Sur notre site d'Arcueil entouré d'HLM, d'enfants, d'un
arrêt de bus, d'une voie routière fréquentée,
de la Bièvre qui coule en dessous, le propriétaire
ne met en place qu'une simple surveillance dosimétrique,
dans l'indifférence des institutions de protection environnementale.
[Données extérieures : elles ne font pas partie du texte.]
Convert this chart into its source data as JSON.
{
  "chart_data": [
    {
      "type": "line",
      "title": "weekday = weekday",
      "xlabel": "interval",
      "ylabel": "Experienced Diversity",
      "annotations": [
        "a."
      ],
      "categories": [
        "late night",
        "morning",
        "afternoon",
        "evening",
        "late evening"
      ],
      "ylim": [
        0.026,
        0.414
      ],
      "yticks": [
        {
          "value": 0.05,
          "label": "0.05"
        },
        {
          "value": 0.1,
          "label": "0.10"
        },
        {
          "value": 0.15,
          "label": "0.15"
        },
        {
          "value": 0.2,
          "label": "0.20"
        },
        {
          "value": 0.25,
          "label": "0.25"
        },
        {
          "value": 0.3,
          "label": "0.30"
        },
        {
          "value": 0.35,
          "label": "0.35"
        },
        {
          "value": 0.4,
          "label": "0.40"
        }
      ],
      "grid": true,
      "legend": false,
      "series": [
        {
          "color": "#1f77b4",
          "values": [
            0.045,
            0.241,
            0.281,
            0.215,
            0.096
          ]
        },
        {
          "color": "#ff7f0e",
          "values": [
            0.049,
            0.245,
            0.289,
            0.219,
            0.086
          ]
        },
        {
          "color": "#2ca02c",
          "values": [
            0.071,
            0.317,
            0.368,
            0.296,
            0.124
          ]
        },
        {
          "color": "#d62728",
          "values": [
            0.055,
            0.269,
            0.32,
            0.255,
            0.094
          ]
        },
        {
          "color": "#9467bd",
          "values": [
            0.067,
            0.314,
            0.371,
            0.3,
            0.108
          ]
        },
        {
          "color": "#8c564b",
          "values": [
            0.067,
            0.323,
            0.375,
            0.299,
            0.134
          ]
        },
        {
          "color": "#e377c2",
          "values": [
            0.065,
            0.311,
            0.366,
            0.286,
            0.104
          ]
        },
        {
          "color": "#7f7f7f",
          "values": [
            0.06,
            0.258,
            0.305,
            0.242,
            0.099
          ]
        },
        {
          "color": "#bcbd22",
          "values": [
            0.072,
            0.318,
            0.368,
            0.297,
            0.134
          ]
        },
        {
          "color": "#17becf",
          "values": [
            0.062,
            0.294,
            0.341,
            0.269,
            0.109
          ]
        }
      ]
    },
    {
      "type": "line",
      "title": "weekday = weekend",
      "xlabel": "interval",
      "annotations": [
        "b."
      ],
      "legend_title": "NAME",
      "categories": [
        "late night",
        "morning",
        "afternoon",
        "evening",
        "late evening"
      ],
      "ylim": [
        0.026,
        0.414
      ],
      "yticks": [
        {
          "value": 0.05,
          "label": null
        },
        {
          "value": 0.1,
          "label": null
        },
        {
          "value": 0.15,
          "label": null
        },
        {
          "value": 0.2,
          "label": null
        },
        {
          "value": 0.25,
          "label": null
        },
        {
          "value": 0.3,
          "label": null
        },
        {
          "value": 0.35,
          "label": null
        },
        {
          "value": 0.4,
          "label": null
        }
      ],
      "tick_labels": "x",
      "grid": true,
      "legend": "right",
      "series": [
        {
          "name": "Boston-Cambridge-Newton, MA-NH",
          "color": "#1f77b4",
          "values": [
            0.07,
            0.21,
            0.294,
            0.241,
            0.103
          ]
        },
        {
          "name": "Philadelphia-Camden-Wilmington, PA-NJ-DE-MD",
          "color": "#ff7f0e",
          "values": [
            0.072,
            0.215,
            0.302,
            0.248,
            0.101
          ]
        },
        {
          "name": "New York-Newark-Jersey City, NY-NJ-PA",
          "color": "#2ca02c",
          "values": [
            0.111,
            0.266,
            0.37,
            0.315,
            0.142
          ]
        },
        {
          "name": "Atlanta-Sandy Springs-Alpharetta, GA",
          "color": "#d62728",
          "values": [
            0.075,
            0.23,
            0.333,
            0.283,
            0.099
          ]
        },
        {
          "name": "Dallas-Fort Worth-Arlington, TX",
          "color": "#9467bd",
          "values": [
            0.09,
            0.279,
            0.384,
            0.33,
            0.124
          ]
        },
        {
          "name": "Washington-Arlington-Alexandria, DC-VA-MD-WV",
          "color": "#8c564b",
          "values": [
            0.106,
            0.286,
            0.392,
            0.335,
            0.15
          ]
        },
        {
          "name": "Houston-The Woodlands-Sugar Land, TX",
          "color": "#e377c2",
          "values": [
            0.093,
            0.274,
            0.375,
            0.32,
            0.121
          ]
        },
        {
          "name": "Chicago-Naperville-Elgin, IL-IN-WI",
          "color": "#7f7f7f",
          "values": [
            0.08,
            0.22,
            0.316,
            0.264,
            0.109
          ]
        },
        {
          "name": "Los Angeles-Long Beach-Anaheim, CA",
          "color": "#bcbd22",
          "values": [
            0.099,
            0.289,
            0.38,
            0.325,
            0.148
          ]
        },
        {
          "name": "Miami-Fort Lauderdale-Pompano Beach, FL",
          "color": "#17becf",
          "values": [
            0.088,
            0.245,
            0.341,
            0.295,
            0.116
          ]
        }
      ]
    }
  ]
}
Quand on travaille sous rayonnement ionisant,
des procédures et des règles strictes sont à
prendre. L'information des salariés, leur surveillance,
leur contrôle et le site où ils travaillent sont
de la responsabilité de l'employeur.
A Arcueil, on s'aperçoit que l'herbe et les arbres de l'Institut
du Radium sont taillés. Les agents d'entretien des espaces
verts de l'Université viennent s'occuper du site. Les déchets
sont traités en déchets naturels. Sont ils prévenus
des risques et suffisamment équipés pour se protéger
?
Arcueil, parce que je le vaux bien!
Arcueil, jolie bourgade de la Bièvre,
riche d'un aqueduc romain classé monument historique, mérite
un regard des pouvoirs publics pour sauver ce site d'une pollution
qui pourrait se révéler beaucoup plus grave si l'on
décelait un risque de contamination des eaux souterraines
de la Bièvre, rivière souterraine et affluent de
la Seine. Ou si une étude sanitaire sérieuse était
menée pour évaluer l'impact sur les populations
environnantes.
Attend-on des cas multiples de cancers, à l'instar des
zones urbaines touchées par le nuage de Tchernobyl ?
Cyril,
Radioprotectionniste, Ingénieur Hygiène Sécurité
Environnement,
mail : cyril@mail.be
Le Parisien, 29 mars 2000.:
94/ARCUEIL. Des milliers de flacons de produits chimiques ou radioactifs « plus ou moins identifiables ». Voilà l'encombrant stock qui « dort » depuis 1978, dans l'ancien institut du radium, en plein centre ville d'Arcueil. Construit dans les années 30 pour Marie Curie, le laboratoire désaffecté -inscrit à l'inventaire national des sites radioactifs- appartient désormais à l'université Paris VI qui va y lancer la semaine prochaine un nouveau chantier de décontamination. Réclamés depuis des années, ces travaux ne suffiront cependant pas à rassurer les riverains du site. Faute de lieu de stockage approprié pour les déchets radioactifs « à vie longue », seuls les produits chimiques seront retirés du site. Les produits radioactifs (contenant notamment du radium) seront, quant à eux, reconditionnés et laissés sur place. « Une simple mise en sécurité », résume un observateur.